Frequently, the first leads to the second, which can lead to choppy income and more complicated tax returns. This is because in both instances, the craftsmen operate as sole proprietors, which makes them solely responsible for keeping up with federal and state taxes on those earnings.
Pay-as-you-go
Income and self-employment taxes are pay-as-you-go, which means you must pay the tax as you earn or receive income during the year or risk being fined by state and federal tax authorities for underpayment. Employers do this by withholding taxes from their employees’ paychecks based on their Form W-4 elections. When you work for yourself, you must make estimated tax payments every quarter.
As reported in the tax consequences of being a sole proprietor, many sole proprietors struggle to keep up with these taxes. In 2016, sole proprietorships accounted for about 27 percent of underpaid federal taxes, or more than $125 billion, according to IRS estimates.
Individuals — including sole proprietors, partners and S corporation shareholders — generally must pay estimated taxes, which are also used to pay the self-employment tax and alternative minimum tax, if they expect to owe the Internal Revenue Service $1,000 or more in a tax year.
If your 2018 adjusted gross income was $150,000 or less, you could likely avoid IRS underpayment penalties if you paid the lesser of either 90 percent of the year’s income tax liability or 100 percent of your income tax liability from 2017.
If your income surges, however, you will want to pay additional estimated taxes to avoid a nasty bill come tax time.
Going part time
As an example, let’s say that after seven years of working as an installer for aluminum siding, gutter, painting and roofing contractors, you decided in late 2017 to start doing handyman work on the side. On Sept. 1, you started working 15 hours a week at $35 an hour and earned $8,925 in the fourth quarter.
To calculate your estimated tax on that income, you downloaded and filled out the IRS Form 1040-ES worksheet (PDF) and made an estimated payment for the final period of the year (Sept. 1 to Dec. 31) by the Jan. 15, 2018 deadline.
After anticipating your earnings from your side business would remain steady in 2018, you knew how much to set aside from your earnings for your four estimated tax payments of the coming year.
Going full time
Now let’s say that by the third quarter of 2018, you were turning down so much work in your side business that you decided to raise your rate to $50 and go full time at the beginning of 2019. You downloaded another 1040-ES worksheet and recalculated your estimated taxes. To be conservative, you doubled your billable hours to 30 hours a week, came up with a quarterly estimated tax payment of $1,750 and begin setting aside money for your first payment for the 2019 tax year, due Apr. 15 with your 2018 tax return.

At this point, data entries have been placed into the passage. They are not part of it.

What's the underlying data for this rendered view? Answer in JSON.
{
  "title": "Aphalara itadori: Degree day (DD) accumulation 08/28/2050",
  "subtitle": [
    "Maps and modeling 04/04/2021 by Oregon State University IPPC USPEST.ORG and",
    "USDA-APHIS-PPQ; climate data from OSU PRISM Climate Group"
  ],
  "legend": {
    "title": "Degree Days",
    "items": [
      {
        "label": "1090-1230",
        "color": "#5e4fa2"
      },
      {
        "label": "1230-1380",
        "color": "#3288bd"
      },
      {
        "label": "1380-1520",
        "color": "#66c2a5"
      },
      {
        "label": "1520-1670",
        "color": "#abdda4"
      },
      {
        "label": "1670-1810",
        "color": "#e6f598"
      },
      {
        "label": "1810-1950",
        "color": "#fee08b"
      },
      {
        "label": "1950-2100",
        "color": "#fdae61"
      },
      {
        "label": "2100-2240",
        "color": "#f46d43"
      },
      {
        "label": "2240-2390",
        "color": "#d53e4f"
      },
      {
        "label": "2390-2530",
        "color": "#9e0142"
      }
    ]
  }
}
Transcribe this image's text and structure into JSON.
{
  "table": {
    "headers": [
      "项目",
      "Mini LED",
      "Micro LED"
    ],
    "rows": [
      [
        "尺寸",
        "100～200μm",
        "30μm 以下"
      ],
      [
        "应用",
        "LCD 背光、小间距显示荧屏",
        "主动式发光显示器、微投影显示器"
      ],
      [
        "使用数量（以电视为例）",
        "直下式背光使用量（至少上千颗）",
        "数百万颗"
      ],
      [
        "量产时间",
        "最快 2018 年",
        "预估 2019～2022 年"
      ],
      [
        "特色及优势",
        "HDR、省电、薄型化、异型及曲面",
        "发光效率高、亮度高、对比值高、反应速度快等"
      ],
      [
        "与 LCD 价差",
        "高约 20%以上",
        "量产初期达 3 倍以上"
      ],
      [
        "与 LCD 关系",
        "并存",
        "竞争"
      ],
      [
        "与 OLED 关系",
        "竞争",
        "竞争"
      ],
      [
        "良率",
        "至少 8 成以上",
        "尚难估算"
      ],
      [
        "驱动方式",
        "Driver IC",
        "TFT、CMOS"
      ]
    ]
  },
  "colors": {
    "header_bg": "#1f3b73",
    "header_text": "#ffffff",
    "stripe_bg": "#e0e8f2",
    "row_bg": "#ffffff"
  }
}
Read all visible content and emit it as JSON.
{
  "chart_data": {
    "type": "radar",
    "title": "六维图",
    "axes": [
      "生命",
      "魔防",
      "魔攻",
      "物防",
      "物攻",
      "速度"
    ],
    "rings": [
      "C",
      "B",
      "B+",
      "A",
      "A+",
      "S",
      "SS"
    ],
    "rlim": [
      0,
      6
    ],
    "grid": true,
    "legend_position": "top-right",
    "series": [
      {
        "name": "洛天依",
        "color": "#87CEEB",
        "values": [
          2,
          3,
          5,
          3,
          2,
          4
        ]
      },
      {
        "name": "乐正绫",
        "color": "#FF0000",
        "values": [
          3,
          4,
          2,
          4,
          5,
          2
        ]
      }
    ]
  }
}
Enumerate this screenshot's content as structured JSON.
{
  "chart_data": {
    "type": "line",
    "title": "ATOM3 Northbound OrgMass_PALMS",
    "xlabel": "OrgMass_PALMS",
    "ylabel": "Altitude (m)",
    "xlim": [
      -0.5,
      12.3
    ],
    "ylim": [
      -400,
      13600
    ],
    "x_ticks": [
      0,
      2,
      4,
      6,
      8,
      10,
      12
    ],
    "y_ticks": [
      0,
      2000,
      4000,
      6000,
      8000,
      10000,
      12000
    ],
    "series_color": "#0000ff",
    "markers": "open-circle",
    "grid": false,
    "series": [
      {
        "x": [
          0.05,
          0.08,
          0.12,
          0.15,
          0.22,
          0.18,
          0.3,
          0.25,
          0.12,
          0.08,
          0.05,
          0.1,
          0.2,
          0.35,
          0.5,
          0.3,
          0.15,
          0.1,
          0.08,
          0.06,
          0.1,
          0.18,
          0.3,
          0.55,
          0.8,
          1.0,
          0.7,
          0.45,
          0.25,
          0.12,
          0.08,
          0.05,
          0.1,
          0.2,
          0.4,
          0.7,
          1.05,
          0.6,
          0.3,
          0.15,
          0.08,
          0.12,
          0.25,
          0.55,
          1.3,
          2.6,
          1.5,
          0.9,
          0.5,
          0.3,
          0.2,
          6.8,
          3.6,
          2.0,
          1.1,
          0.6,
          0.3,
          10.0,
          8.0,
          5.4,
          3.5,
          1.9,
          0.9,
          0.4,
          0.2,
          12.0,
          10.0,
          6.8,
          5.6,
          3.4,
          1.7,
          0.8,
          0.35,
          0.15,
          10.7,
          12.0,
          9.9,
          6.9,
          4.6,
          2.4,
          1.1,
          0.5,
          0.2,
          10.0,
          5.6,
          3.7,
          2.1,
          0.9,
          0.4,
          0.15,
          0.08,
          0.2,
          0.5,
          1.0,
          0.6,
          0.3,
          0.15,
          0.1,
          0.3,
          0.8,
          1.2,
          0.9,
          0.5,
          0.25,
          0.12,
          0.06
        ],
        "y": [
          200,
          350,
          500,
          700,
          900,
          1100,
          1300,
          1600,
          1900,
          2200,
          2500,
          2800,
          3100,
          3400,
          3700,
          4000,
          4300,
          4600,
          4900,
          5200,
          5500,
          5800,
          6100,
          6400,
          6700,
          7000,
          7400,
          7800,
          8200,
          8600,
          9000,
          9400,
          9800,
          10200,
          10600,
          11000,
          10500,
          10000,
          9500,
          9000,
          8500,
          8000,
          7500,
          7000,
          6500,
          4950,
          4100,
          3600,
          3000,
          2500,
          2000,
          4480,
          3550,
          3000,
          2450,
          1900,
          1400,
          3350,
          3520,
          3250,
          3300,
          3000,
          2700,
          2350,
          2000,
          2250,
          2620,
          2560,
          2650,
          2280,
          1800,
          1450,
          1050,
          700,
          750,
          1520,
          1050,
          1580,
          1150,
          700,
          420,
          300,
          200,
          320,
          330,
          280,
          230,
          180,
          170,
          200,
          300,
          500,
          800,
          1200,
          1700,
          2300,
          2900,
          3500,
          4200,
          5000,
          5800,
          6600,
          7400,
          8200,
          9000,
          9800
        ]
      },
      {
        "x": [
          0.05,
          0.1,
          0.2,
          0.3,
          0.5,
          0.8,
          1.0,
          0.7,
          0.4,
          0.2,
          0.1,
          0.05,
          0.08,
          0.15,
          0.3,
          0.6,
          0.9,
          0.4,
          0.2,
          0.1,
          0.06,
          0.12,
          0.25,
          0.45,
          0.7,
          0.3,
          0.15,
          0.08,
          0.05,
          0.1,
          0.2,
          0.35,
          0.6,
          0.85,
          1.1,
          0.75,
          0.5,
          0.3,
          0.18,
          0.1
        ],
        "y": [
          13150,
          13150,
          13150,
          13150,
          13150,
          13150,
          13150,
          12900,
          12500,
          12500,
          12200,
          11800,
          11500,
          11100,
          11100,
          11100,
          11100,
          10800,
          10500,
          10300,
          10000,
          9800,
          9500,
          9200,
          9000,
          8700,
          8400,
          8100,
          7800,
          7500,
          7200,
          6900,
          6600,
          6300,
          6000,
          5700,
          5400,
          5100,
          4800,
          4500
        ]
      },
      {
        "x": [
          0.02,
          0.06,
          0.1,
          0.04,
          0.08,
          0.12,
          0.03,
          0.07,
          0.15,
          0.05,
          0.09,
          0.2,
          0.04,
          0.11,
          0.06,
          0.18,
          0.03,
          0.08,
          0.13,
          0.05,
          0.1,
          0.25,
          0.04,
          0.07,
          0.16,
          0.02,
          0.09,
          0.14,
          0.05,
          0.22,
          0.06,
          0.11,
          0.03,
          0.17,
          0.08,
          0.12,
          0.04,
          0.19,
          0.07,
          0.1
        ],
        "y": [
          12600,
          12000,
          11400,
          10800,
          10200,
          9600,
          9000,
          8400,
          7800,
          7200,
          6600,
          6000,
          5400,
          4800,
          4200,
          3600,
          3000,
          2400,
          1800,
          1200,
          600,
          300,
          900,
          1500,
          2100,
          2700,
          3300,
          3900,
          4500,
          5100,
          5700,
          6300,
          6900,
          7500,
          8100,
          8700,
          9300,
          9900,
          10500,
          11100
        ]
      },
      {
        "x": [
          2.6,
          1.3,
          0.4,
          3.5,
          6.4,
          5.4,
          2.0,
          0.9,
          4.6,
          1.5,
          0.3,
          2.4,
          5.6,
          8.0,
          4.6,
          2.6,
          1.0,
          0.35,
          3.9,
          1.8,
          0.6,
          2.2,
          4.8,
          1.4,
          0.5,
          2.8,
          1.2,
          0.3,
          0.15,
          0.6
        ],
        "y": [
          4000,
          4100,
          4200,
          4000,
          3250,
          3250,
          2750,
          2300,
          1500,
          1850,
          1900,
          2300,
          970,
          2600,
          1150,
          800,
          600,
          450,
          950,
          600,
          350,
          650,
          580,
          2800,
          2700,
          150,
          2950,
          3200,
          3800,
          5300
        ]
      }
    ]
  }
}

In the early weeks of 2019, one of your customers asks you to take on maintenance of five single-family detached rental homes she owns. You negotiate a contract, in which you offer her volume pricing of $48 an hour in exchange for her guarantee of 40 hours a month of work, plus your full rate for any hours beyond that, starting May 1.
Assuming you take on this work in addition to your existing work and do it yourself, you can now expect to earn an additional $1,920 per month through the balance of the year. You fill in the 1040-ES worksheet again and decide to increase your second estimated tax payment of the year, due June 17, to $2,400 to avoid owing a lot of money on your 2019 tax return. You also raise your third- and fourth-quarter estimated tax payments, due Sept. 16 and Jan. 15, 2020, to $2,500.
The bottom line
The example above is intended to show that the more irregular a sole proprietor’s income is, the more regularly he or she needs to check estimated tax payments.
The numbers cited in the example are rough estimates based on multiple assumptions about personal and business deductions that will vary widely between sole proprietors. Sole proprietors, and particularly solo contractors, should always calculate estimated tax payments in collaboration with their accountants and/or tax advisers. This is particularly true in 2018 and 2019 in light of new rules and limitations for depreciation and expensing under the 2017 Tax Cuts and Jobs Act.